Почему некоторые картины остаются у нас в памяти такими же четкими, как в момент самого видения, в то время как другие, казалось бы более значительные, быстро тускнеют, а затем и вовсе стираются? Вот и сейчас на некоем внутреннем экране я поразительно четко вижу, как в тот день, когда нам предстояло писать французское сочинение, господин Байи, не торопясь, входит в класс; он вешает на крючок свой пастуший плащ и говорит: «Я подыскал для вас прекрасную тему: "Палинодия Стесихора"».[2] Да, я как сейчас вижу господина Байи.
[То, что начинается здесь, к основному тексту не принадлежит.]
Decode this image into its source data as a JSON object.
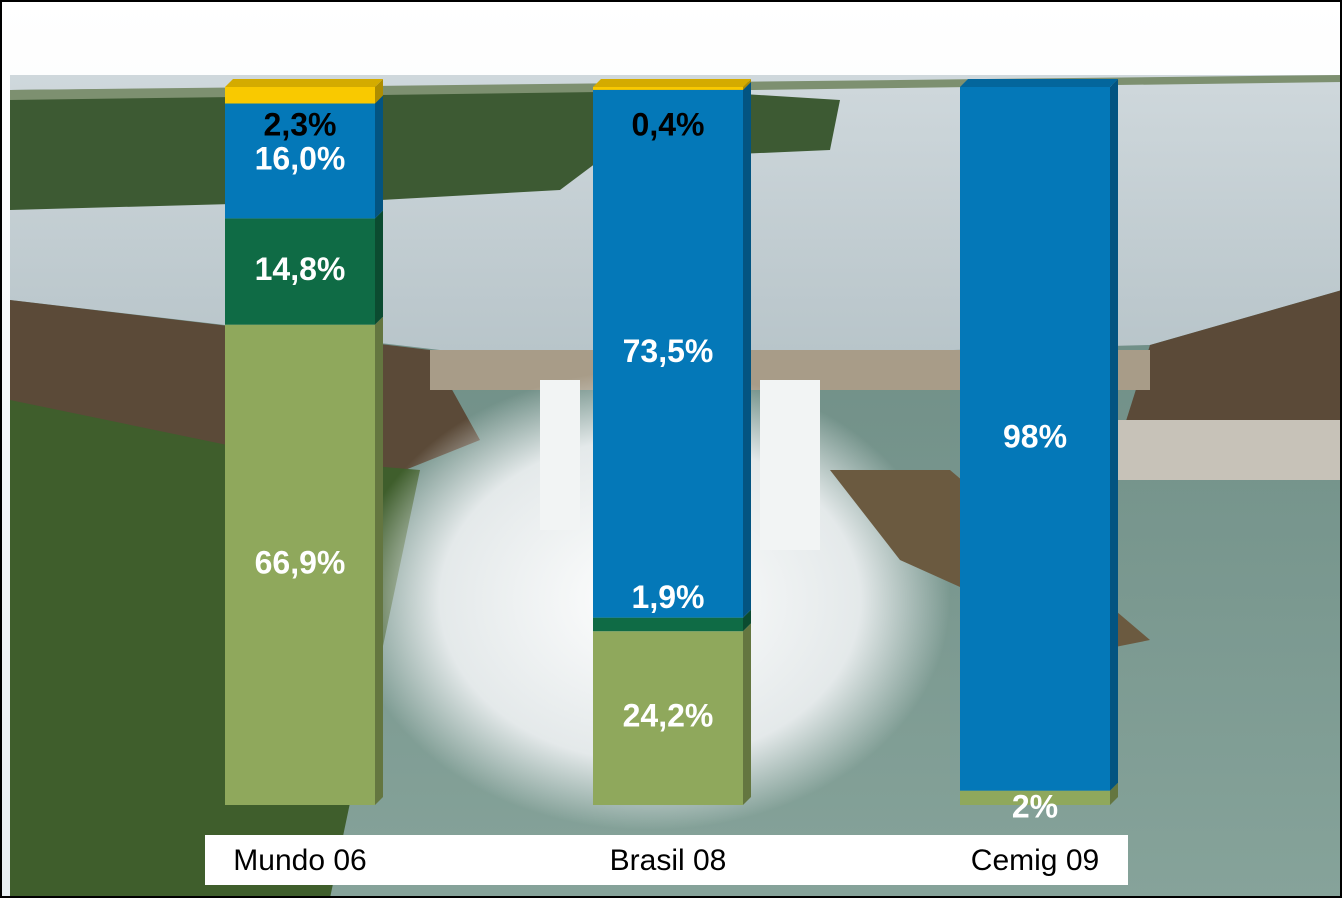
{
  "chart_data": {
    "type": "stacked_bar",
    "categories": [
      "Mundo 06",
      "Brasil 08",
      "Cemig 09"
    ],
    "ylim": [
      0,
      100
    ],
    "series": [
      {
        "color": "#8fa85c",
        "label_color": "#ffffff",
        "values": [
          66.9,
          24.2,
          2
        ],
        "value_labels": [
          "66,9%",
          "24,2%",
          "2%"
        ]
      },
      {
        "color": "#0f6b45",
        "label_color": "#ffffff",
        "values": [
          14.8,
          1.9,
          null
        ],
        "value_labels": [
          "14,8%",
          "1,9%",
          null
        ]
      },
      {
        "color": "#0478b8",
        "label_color": "#ffffff",
        "values": [
          16.0,
          73.5,
          98
        ],
        "value_labels": [
          "16,0%",
          "73,5%",
          "98%"
        ]
      },
      {
        "color": "#f9c900",
        "label_color": "#000000",
        "values": [
          2.3,
          0.4,
          null
        ],
        "value_labels": [
          "2,3%",
          "0,4%",
          null
        ]
      }
    ]
  }
}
У него густые усы, волосы бобриком, лицо со следами бурных и, по-видимому, горестных страстей. Он вынимает из портфеля бумажку и диктует: «Поэт Стесихор проклял в своих стихах Елену, из-за которой греков постигли великие бедствия; в наказание за эту дерзость Венера лишила его зрения. Тогда поэт понял свою ошибку и сочинил палинодию, в которой выражает сожаление о том, что осмелился оскорбить красоту».
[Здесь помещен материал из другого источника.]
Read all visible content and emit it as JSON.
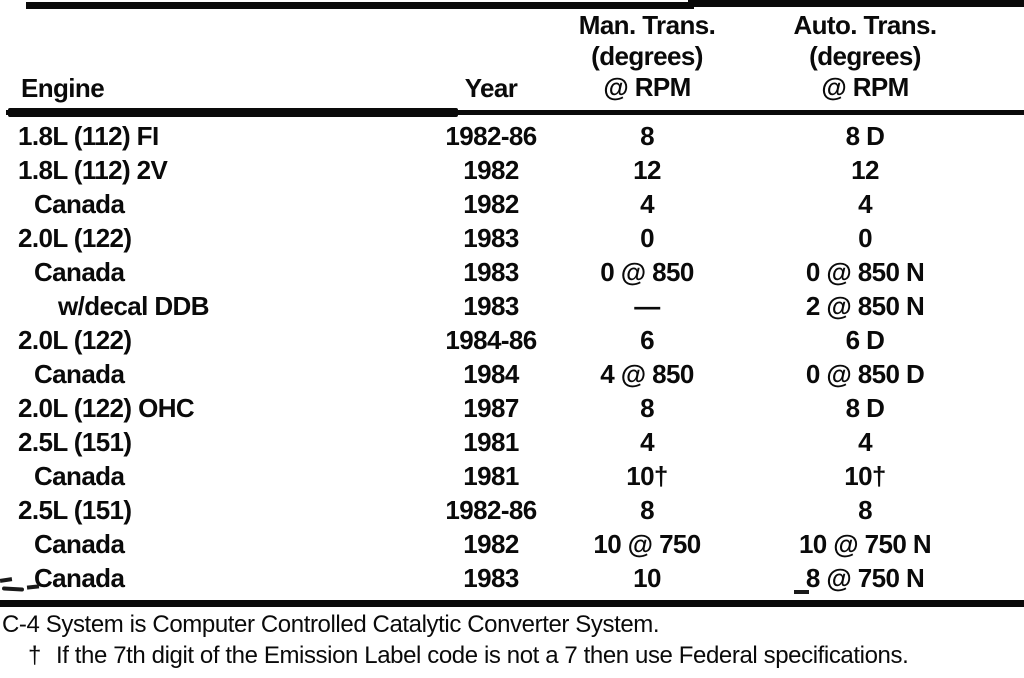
{
  "colors": {
    "ink": "#0a0a0a",
    "paper": "#ffffff"
  },
  "table": {
    "headers": {
      "engine": "Engine",
      "year": "Year",
      "man_trans": {
        "line1": "Man. Trans.",
        "line2": "(degrees)",
        "line3": "@ RPM"
      },
      "auto_trans": {
        "line1": "Auto. Trans.",
        "line2": "(degrees)",
        "line3": "@ RPM"
      }
    },
    "rows": [
      {
        "engine": "1.8L (112) FI",
        "indent": 0,
        "year": "1982-86",
        "man_trans": "8",
        "auto_trans": "8 D"
      },
      {
        "engine": "1.8L (112) 2V",
        "indent": 0,
        "year": "1982",
        "man_trans": "12",
        "auto_trans": "12"
      },
      {
        "engine": "Canada",
        "indent": 1,
        "year": "1982",
        "man_trans": "4",
        "auto_trans": "4"
      },
      {
        "engine": "2.0L (122)",
        "indent": 0,
        "year": "1983",
        "man_trans": "0",
        "auto_trans": "0"
      },
      {
        "engine": "Canada",
        "indent": 1,
        "year": "1983",
        "man_trans": "0 @ 850",
        "auto_trans": "0 @ 850 N"
      },
      {
        "engine": "w/decal DDB",
        "indent": 2,
        "year": "1983",
        "man_trans": "—",
        "auto_trans": "2 @ 850 N"
      },
      {
        "engine": "2.0L (122)",
        "indent": 0,
        "year": "1984-86",
        "man_trans": "6",
        "auto_trans": "6 D"
      },
      {
        "engine": "Canada",
        "indent": 1,
        "year": "1984",
        "man_trans": "4 @ 850",
        "auto_trans": "0 @ 850 D"
      },
      {
        "engine": "2.0L (122) OHC",
        "indent": 0,
        "year": "1987",
        "man_trans": "8",
        "auto_trans": "8 D"
      },
      {
        "engine": "2.5L (151)",
        "indent": 0,
        "year": "1981",
        "man_trans": "4",
        "auto_trans": "4"
      },
      {
        "engine": "Canada",
        "indent": 1,
        "year": "1981",
        "man_trans": "10†",
        "auto_trans": "10†"
      },
      {
        "engine": "2.5L (151)",
        "indent": 0,
        "year": "1982-86",
        "man_trans": "8",
        "auto_trans": "8"
      },
      {
        "engine": "Canada",
        "indent": 1,
        "year": "1982",
        "man_trans": "10 @ 750",
        "auto_trans": "10 @ 750 N"
      },
      {
        "engine": "Canada",
        "indent": 1,
        "year": "1983",
        "man_trans": "10",
        "auto_trans": "8 @ 750 N"
      }
    ]
  },
  "footnotes": {
    "c4_note": "C-4 System is Computer Controlled Catalytic Converter System.",
    "dagger_marker": "†",
    "dagger_note": "If the 7th digit of the Emission Label code is not a 7 then use Federal specifications."
  }
}
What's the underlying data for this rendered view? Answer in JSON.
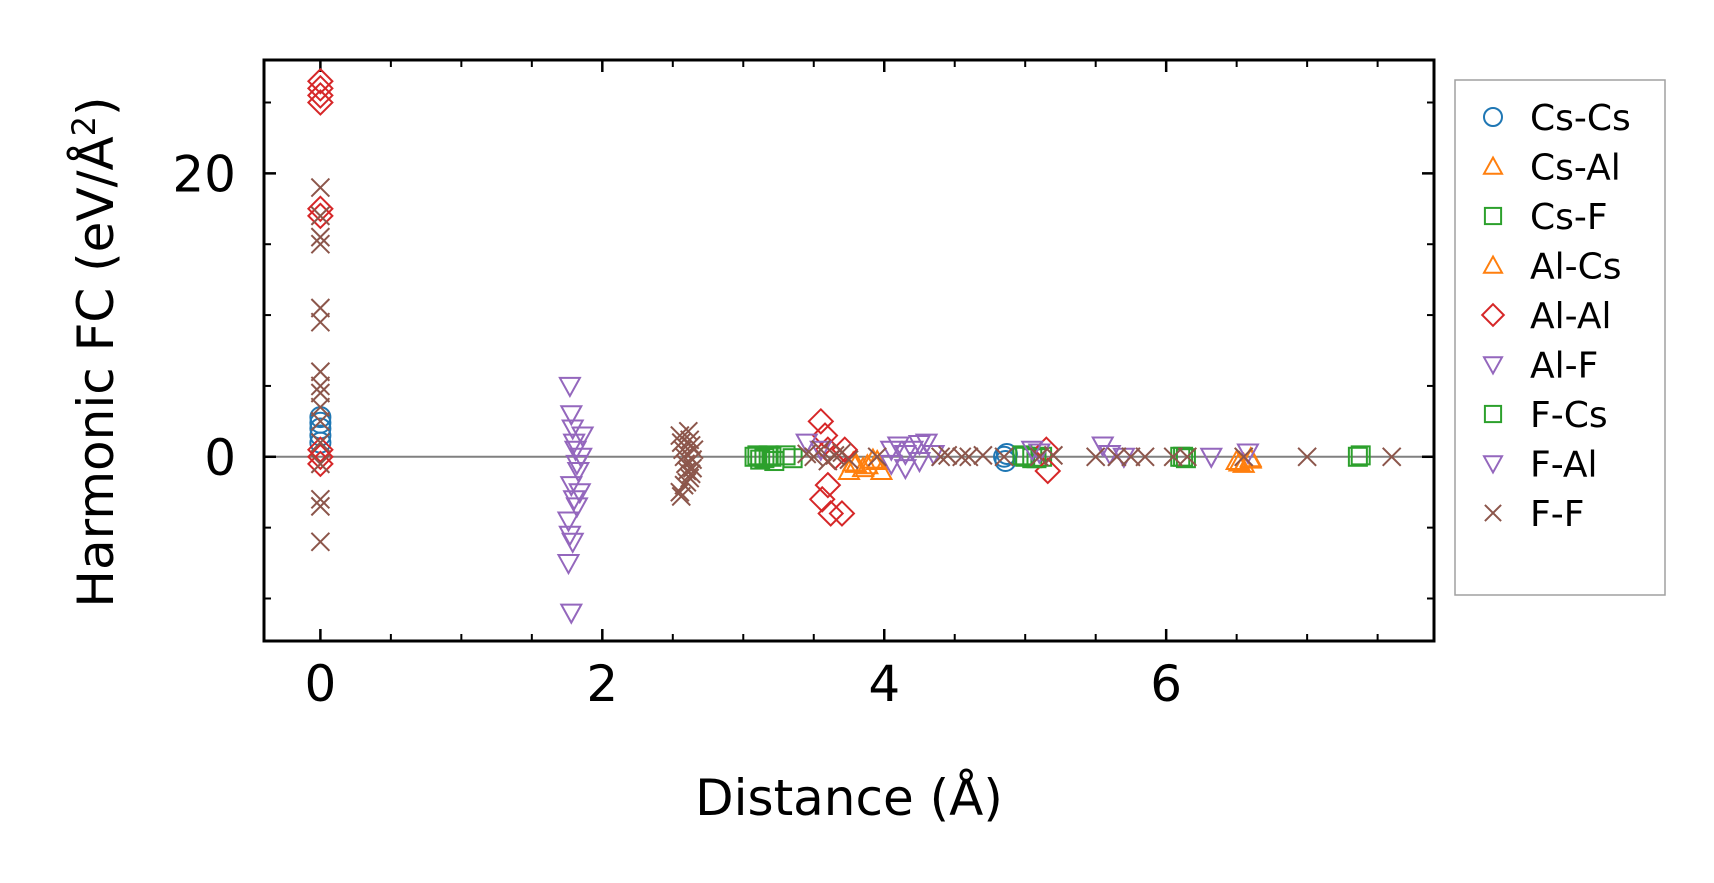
{
  "chart_data": {
    "type": "scatter",
    "title": "",
    "xlabel": "Distance (Å)",
    "ylabel": "Harmonic FC (eV/Å",
    "ylabel_superscript": "2",
    "ylabel_close": ")",
    "xlim": [
      -0.4,
      7.9
    ],
    "ylim": [
      -13,
      28
    ],
    "xticks": [
      0,
      2,
      4,
      6
    ],
    "xtick_labels": [
      "0",
      "2",
      "4",
      "6"
    ],
    "yticks": [
      0,
      20
    ],
    "ytick_labels": [
      "0",
      "20"
    ],
    "zero_line": true,
    "legend_position": "right",
    "series": [
      {
        "name": "Cs-Cs",
        "marker": "circle",
        "color": "#1f77b4",
        "x": [
          0,
          0,
          0,
          0,
          0,
          4.85,
          4.86,
          4.87
        ],
        "y": [
          1.0,
          1.5,
          2.0,
          2.4,
          2.8,
          0.0,
          -0.3,
          0.2
        ]
      },
      {
        "name": "Cs-Al",
        "marker": "triangle-up",
        "color": "#ff7f0e",
        "x": [
          3.75,
          3.8,
          3.85,
          3.95,
          3.98,
          6.5,
          6.55,
          6.6
        ],
        "y": [
          -1.0,
          -0.5,
          -0.8,
          -0.3,
          -1.0,
          -0.3,
          -0.5,
          -0.2
        ]
      },
      {
        "name": "Cs-F",
        "marker": "square",
        "color": "#2ca02c",
        "x": [
          3.08,
          3.12,
          3.18,
          3.22,
          3.35,
          4.98,
          5.05,
          5.12,
          6.1,
          6.14,
          7.36
        ],
        "y": [
          0.0,
          -0.2,
          0.1,
          -0.3,
          -0.1,
          0.1,
          -0.1,
          0.0,
          0.0,
          -0.1,
          0.0
        ]
      },
      {
        "name": "Al-Cs",
        "marker": "triangle-up",
        "color": "#ff7f0e",
        "x": [
          3.78,
          3.88,
          3.92,
          6.52,
          6.6
        ],
        "y": [
          -0.4,
          -0.6,
          -0.2,
          -0.4,
          -0.1
        ]
      },
      {
        "name": "Al-Al",
        "marker": "diamond",
        "color": "#d62728",
        "x": [
          0,
          0,
          0,
          0,
          0,
          0,
          0,
          0,
          0,
          3.55,
          3.58,
          3.6,
          3.6,
          3.56,
          3.62,
          3.65,
          3.7,
          3.72,
          5.15,
          5.16
        ],
        "y": [
          26.5,
          26.0,
          25.5,
          25.0,
          17.5,
          17.0,
          0.5,
          0.0,
          -0.5,
          2.5,
          1.5,
          0.5,
          -2.0,
          -3.0,
          -4.0,
          0.0,
          -4.0,
          0.5,
          0.5,
          -1.0
        ]
      },
      {
        "name": "Al-F",
        "marker": "triangle-down",
        "color": "#9467bd",
        "x": [
          1.77,
          1.78,
          1.79,
          1.8,
          1.81,
          1.82,
          1.83,
          1.85,
          1.86,
          1.78,
          1.8,
          1.76,
          1.77,
          1.79,
          1.82,
          1.84,
          1.76,
          1.78
        ],
        "y": [
          5.0,
          3.0,
          2.0,
          1.0,
          0.5,
          -0.5,
          -1.0,
          0.0,
          1.5,
          -2.0,
          -3.0,
          -4.5,
          -5.5,
          -6.0,
          -3.5,
          -2.5,
          -7.5,
          -11.0
        ]
      },
      {
        "name": "F-Cs",
        "marker": "square",
        "color": "#2ca02c",
        "x": [
          3.1,
          3.15,
          3.2,
          3.3,
          5.0,
          5.08,
          6.12,
          7.38
        ],
        "y": [
          0.1,
          -0.1,
          0.0,
          0.1,
          0.0,
          -0.1,
          0.0,
          0.1
        ]
      },
      {
        "name": "F-Al",
        "marker": "triangle-down",
        "color": "#9467bd",
        "x": [
          3.45,
          3.55,
          4.05,
          4.1,
          4.15,
          4.2,
          4.25,
          4.3,
          4.35,
          4.05,
          4.15,
          4.25,
          5.05,
          5.1,
          5.55,
          5.6,
          5.7,
          6.32,
          6.58
        ],
        "y": [
          1.0,
          0.5,
          0.5,
          0.8,
          0.2,
          0.5,
          0.9,
          1.0,
          0.2,
          -0.5,
          -0.8,
          -0.3,
          0.5,
          0.3,
          0.8,
          0.2,
          0.0,
          0.0,
          0.3
        ]
      },
      {
        "name": "F-F",
        "marker": "x",
        "color": "#8c564b",
        "x": [
          0,
          0,
          0,
          0,
          0,
          0,
          0,
          0,
          0,
          0,
          0,
          0,
          0,
          0,
          0,
          0,
          2.55,
          2.56,
          2.57,
          2.58,
          2.59,
          2.6,
          2.61,
          2.62,
          2.63,
          2.64,
          2.65,
          2.55,
          2.58,
          2.6,
          2.62,
          2.64,
          2.56,
          2.6,
          2.63,
          3.45,
          3.5,
          3.55,
          3.6,
          3.65,
          3.7,
          3.75,
          3.95,
          4.4,
          4.45,
          4.55,
          4.6,
          4.7,
          4.85,
          5.1,
          5.2,
          5.5,
          5.65,
          5.75,
          5.85,
          6.05,
          6.15,
          6.55,
          7.0,
          7.6
        ],
        "y": [
          19.0,
          17.0,
          15.5,
          15.0,
          10.5,
          9.5,
          6.0,
          5.0,
          4.5,
          3.5,
          2.5,
          1.0,
          -0.5,
          -3.0,
          -3.5,
          -6.0,
          1.5,
          1.0,
          0.5,
          0.0,
          -0.5,
          -1.0,
          1.8,
          -1.5,
          0.8,
          -0.2,
          0.5,
          -2.5,
          -2.0,
          -1.8,
          1.2,
          -0.8,
          -2.8,
          0.2,
          -1.2,
          0.2,
          0.0,
          0.5,
          -0.3,
          0.1,
          0.3,
          -0.2,
          0.0,
          0.0,
          0.1,
          0.0,
          0.0,
          0.1,
          0.0,
          0.0,
          0.1,
          0.0,
          0.0,
          0.0,
          0.0,
          0.0,
          0.0,
          0.0,
          0.0,
          0.0
        ]
      }
    ]
  }
}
С каким удовольствием я перечел бы сейчас восемь страниц, написанные мною в то утро! Мне уже никогда больше не удавалось столь полное слияние сокровенного чувства с написанной фразой, никогда – разве что в двух-трех письмах к Одилии да еще на днях – в письме, которое предназначалось Вам, но не было мною отослано. Тема жертвы, принесенной во имя красоты, рождала во мне такие глубинные отзвуки, что, несмотря на детский возраст, меня охватывал ужас, и я два часа писал с каким-то мучительным пылом, словно предчувствовал, как много оснований окажется и у меня, в моей земной трудной жизни, написать такую же палинодию.
Но я внушил бы Вам совершенно ложное представление о том, что собою представляет душа пятнадцатилетнего школьника, если бы не подчеркнул, что мое воодушевление оставалось сугубо внутренним и глубоко затаенным. В разговорах со сверстниками о женщинах и о любви я был циником. Некоторые из моих товарищей делились своим опытом, не брезгуя грубыми техническими подробностями. Моя Елена воплотилась для меня в лице молодой лиможской дамы, приятельницы родственников, у которых я жил. Ее звали Дениза Обри; она была хороша собою и слыла легкомысленной. Когда при мне упоминали о том, что у нее есть любовники, я вспоминал Дон-Кихота, Ланселота Озерного и мне хотелось с пикой в руке ринуться на клеветников. Когда госпожа Обри приходила к нам обедать, я терял голову от радости и страха. Все, что я говорил при ней, казалось мне нелепым. Я ненавидел ее мужа, владельца фарфорового завода, человека безобидного и благожелательного. Возвращаясь из лицея, я всегда надеялся встретить ее на улице. Я заметил, что около двенадцати она часто ходит за цветами или пирожными на улицу Порт-Турни. Я спешил занять к этому времени место у собора, между кондитерской и садоводством. Несколько раз мне удавалось проводить ее до дому, и я шел возле нее со школьным ранцем под мышкой.